OBJECTIVE To investigate the pharmacodynamics and related mechanisms of Anmei Dan on hippocampus of mice with coronary heart disease complicated with depression.

METHODS The coronary heart disease model combined with chronic and unpredictable mild stress depression model was established, and the mice were randomly divided into blank group, model group, low dose group (1.5 g ·kg^-1), high dose group (3 g ·kg^-1) and atorvastatin group (0.3 g ·kg^-1). Sucrose preference test, open field test and forced swimming test were used to evaluate the behavioral changes of mice. qPCR and ELISA were employed to ascertain the mRNA expression of interleukin-1β (IL-1β), interleukin-6 (IL-6) and tumour necrosis factor-α (TNF-α) in the hippocampus. The changes of neurons and Nissl bodies in CA1, CA3 and DG regions of hippocampus were observed by Nissl staining. The expression of key proteins was detected by Western blot.

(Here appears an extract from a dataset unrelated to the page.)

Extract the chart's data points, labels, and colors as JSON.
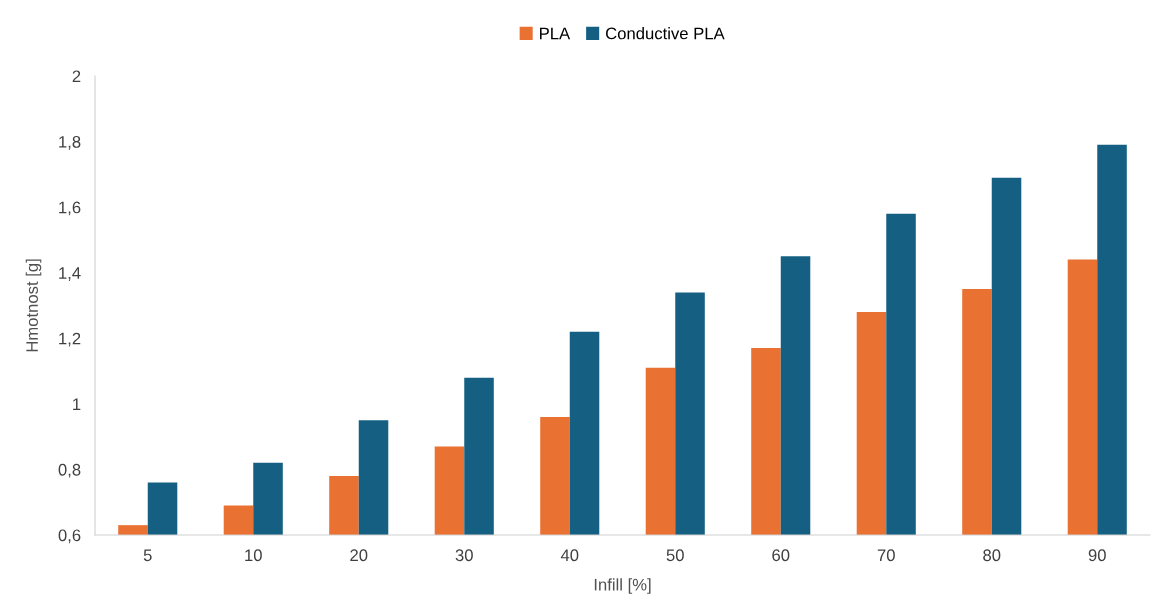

RESULTS Compared with the blank group, the sucrose preference rate of mice in the model group was decreased (P < 0.01), the forced swimming immobility time was extended (P < 0.01) and the movement distance in the open field experiment was not significantly changed. The levels of total cholesterol (TC), triglyceride (TG) and low density lipoprotein cholesterol (LDL-C) were increased significantly (P < 0.01) and the level of high density lipoprotein cholesterol (HDL-C) was decreased significantly (P < 0.01). The mRNA level and content of IL-1β, IL-6 and TNF-α were significantly increased (P < 0.01). The expression of glutamate receptor 1 (GluR1), postsynaptic densitin-95 (PSD-95), brain-derived neurotrophic factor (BDNF) and phosphorylated calmodulin-dependent kinase (p-CaMKⅡ) in hippocampus was decreased (P < 0.01). The expression of cytoskeletal activity regulatory protein (Arc) was increased (P < 0.01). In the model group, the cell structure was irregular and different degrees of damage occurred, the Nissl bodies decreased or disappeared, and the cell membrane broke. Compared with the model group, the sucrose preference rate of mice in each administration group was significantly increased (P < 0.01), the immobility time in forced swimming experiment was significantly decreased (P < 0.01), and the levels of TC, TG and LDL-C of mice in Anmei Dan groups and atorvastatin group were decreased (P < 0.01), while the level of HDL-C increased (P < 0.01). The mRNA levels and content of IL-1β, IL-6 and TNF-α in Anmei Dan groups and atorvastatin group were decreased (P < 0.01). The expression of GluR1, PSD-95, BDNF and p-CaMKⅡ in hippocampal tissue of Anmei Dan groups were increased (P < 0.01), and the expression of Arc was decreased (P < 0.01). The morphology and structure of the cells in the Anmei Dan group and the atorvastatin group were improved, with varying degrees of increased Nissl bodies and relatively intact cell membranes.

CONCLUSION Anmei Dan can effectively improve blood lipids and depression-like behavior of coronary heart disease mice complicated with depression. It can inhibit pro-inflammatory factors, increase the expression of neurotrophic factors, effectively improve synaptic related proteins, and reduce the damage to neurons, thus effectively preventing the exacerbation of coronary heart disease and depression comorbidity.